What I never knew, and it took messing around with aerc to learn about, is that there exist multiple standardized ways to store emails locally. What this means is that as long as you synchronize your emails to this local store, you can access them from any client!

I chose to go with a tool called mbsync, which stores mail in the standard “maildir” format, and keeps it in sync with an IMAP server. The syncing only happens when you trigger it manually – although you can easily configure another program to “listen” for new emails and sync automatically. I decided to forego this, more on why later.
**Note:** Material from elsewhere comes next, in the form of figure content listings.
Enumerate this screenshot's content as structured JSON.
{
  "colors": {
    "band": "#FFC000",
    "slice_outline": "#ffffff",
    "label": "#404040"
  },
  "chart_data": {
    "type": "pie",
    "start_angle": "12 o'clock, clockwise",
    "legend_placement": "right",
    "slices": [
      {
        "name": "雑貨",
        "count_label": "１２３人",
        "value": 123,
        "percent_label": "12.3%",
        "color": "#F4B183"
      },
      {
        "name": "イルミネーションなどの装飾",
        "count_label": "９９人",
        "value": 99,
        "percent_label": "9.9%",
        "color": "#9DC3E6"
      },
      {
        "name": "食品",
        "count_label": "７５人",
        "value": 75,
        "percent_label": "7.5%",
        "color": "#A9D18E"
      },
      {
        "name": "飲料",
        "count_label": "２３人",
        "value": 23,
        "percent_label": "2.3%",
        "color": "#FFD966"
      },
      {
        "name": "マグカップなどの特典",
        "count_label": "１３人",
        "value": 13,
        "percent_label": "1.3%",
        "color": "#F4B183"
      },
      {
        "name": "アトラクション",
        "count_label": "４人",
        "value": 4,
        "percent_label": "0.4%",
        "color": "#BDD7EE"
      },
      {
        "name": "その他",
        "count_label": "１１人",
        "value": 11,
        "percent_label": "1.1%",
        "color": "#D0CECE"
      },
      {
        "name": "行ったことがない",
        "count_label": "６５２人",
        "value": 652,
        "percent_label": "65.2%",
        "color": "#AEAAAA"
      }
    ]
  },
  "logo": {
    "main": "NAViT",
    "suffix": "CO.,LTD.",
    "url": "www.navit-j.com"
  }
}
Not Much Mail With A Few Tags

The best part is that once you’ve got this email database, you can pick from a host of tools and systems for indexing and organizing it. I went with a tool called notmuch, a program that’s very popular among programmers much older and more bearded than I am. notmuch indexes your maildir and basically acts as a query engine. I found the experience of using it similar to, say, SQL. The basic premise is that you write queries about your emails.

# Here's me searching for emails about GitHub authorization
notmuch search 'from:/@.*github.*/ subject:/auth\w*/'

You can also apply an arbitrary string to an email as a tag. Tags are more powerful than flags, which are IMAP compliant, but limited to only a few specific roles. notmuch allows you to create and use as many different tags as you want!